Photo Credit: Global CCS Institute
By implementing BECCS in the future, there is the potential to combat the high CO2 levels in the atmosphere that contribute to climate change. This technology is still fairly new and untested, which allows for the opportunity to further research.

This project will investigate the effects this energy system may have on social, economic, and environmental aspects of the area. Through modeling and extensive field research, scientists hope to better understand how to produce clean energy without creating conflict with food security.

Another component of the project is diversifying the STEM workforce. The schools are looking to involve Tribal Colleges in the area to reach out to Native American student populations.

The second Track 2 project will see University of Wyoming researchers working in a collaborative group to study different methods to convert biomass into various materials for energy, food, and water production. The team is led by Jackson State University, and will include University of Delaware and University of Mississippi.

Photo Credit: U.S. Energy Information Administration
The researchers from the four campuses will focus on biomass to oil and biochar. Biofuel is not only clean but also renewable. Biochar has the potential to be used as an inexpensive energy source that benefits environmental quality and soil fertility. Through this research, scientists may find methods of using the biomaterials that were traditionally thought of as wastes for energy and food production, as well as water resource conservation.

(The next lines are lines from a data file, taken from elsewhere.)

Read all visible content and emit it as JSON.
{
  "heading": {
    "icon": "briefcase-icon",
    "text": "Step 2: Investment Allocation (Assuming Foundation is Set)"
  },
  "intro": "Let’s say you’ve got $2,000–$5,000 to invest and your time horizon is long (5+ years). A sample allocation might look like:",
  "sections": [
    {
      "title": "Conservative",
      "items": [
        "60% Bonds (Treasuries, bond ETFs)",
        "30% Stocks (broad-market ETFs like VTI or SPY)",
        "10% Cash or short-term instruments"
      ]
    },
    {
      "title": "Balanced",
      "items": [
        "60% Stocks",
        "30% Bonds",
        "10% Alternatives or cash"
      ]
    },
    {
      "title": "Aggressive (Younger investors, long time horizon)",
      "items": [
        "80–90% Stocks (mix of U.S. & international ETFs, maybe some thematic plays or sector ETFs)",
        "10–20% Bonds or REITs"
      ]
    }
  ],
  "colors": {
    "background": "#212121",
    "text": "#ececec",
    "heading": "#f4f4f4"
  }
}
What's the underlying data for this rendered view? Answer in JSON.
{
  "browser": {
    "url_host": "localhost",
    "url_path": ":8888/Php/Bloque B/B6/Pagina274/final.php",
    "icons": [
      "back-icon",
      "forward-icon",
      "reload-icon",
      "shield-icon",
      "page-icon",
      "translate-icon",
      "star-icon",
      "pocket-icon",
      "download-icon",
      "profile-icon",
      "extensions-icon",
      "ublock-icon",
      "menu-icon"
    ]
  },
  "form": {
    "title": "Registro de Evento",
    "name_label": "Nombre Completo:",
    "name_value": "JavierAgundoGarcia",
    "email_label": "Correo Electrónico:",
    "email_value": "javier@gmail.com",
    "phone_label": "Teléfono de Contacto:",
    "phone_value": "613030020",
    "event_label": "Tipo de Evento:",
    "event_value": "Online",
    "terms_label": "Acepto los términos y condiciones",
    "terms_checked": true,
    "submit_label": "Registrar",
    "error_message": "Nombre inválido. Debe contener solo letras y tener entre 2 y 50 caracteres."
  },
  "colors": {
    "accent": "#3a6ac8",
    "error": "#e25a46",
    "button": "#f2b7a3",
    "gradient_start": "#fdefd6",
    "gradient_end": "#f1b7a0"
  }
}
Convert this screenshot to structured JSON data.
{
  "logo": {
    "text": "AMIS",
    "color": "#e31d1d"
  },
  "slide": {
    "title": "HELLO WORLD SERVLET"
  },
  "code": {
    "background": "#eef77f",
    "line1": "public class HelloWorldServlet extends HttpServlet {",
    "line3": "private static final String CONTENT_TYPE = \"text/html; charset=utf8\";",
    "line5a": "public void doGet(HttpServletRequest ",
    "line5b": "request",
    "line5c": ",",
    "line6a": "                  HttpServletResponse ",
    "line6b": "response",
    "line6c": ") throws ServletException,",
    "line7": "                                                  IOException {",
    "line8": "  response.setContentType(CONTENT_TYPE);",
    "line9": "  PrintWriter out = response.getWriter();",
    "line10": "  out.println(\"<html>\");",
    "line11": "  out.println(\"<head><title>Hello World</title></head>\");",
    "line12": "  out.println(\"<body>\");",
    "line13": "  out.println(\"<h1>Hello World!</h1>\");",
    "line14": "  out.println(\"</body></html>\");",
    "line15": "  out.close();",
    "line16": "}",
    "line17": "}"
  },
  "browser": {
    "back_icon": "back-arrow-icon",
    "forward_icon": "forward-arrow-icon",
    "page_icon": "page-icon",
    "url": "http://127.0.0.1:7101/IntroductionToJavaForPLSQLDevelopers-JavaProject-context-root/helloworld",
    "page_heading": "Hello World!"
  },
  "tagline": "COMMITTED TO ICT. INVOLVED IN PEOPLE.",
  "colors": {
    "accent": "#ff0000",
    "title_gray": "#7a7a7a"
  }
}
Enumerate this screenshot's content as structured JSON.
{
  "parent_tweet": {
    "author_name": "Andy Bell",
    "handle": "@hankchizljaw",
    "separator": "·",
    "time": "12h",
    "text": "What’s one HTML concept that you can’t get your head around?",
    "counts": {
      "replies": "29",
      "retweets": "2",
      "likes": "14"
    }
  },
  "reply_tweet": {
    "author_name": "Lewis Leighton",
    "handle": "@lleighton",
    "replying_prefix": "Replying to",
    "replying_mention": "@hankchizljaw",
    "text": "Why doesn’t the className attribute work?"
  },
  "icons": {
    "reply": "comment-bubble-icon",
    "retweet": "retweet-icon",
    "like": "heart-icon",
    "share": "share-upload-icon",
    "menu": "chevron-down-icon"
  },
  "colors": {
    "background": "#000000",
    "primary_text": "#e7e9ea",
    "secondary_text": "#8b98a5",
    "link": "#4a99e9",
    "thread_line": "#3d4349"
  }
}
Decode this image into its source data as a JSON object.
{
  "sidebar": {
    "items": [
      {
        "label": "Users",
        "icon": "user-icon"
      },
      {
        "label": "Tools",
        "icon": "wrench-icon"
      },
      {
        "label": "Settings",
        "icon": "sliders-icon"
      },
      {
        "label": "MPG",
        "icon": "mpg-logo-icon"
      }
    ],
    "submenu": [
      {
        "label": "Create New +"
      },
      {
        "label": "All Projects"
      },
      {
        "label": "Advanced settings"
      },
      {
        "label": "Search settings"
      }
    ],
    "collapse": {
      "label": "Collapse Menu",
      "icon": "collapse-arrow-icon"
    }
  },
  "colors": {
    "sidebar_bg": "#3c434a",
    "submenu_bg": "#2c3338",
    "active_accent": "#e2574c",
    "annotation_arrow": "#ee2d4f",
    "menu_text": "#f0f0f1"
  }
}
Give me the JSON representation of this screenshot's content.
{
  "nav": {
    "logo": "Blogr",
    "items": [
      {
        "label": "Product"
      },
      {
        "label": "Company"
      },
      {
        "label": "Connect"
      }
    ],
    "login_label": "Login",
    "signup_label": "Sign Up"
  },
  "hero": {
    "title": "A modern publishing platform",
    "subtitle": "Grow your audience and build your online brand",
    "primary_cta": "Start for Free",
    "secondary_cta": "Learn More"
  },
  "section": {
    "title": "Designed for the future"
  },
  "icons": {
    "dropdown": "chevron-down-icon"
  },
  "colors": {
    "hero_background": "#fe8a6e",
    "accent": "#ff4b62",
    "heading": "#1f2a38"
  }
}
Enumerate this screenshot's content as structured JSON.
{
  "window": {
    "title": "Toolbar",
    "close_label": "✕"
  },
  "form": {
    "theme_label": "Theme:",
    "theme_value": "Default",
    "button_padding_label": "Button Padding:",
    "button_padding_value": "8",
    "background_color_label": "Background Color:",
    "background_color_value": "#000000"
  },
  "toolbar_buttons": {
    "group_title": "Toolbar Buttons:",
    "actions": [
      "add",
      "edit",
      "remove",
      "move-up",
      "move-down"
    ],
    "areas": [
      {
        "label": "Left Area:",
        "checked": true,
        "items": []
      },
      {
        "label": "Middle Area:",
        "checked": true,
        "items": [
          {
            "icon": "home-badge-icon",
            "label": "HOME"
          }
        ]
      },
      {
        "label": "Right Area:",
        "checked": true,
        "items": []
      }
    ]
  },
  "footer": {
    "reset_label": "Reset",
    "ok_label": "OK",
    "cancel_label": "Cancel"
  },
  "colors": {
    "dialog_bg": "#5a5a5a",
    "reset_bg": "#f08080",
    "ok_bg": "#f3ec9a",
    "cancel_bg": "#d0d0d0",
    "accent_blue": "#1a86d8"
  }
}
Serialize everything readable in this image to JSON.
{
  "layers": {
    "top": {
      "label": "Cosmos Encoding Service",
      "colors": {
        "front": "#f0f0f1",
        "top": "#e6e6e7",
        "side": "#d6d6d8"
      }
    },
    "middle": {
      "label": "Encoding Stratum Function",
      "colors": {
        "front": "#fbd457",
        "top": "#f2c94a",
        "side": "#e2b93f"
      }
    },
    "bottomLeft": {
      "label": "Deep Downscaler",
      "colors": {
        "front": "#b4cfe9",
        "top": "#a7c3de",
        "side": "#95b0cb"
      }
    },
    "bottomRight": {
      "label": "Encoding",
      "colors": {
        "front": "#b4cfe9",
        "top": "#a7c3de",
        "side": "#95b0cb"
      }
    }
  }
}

The team of scientists from the University of Wyoming, led by School of Energy Resources Professor Maohong Fan, is interdisciplinary, with researchers spanning three different colleges specializing in a variety of disciplines within engineering and agriculture. Specifically Professors Maohong Fan, Hertanta Adidharma, Jinke Tang, Khaled A. M. Gasem, Maciej Radosz, and Jian Cai in the College of Engineering and Applied Science; Professor Urszula Norton in College of Agriculture; and Professor Gang Tan, John Boman, and TeYu Chien. Social scientist Professor Boman will inform the team about social and economic impacts of this technology on the state.

An outcome of this project is a deeper understanding of the fundamentals of bio-resources for application in developing energy, food, and water sustainable technologies. The team is also looking towards recruiting new faculty, graduate and post doctorate researchers, and undergraduate students to develop a diverse workforce.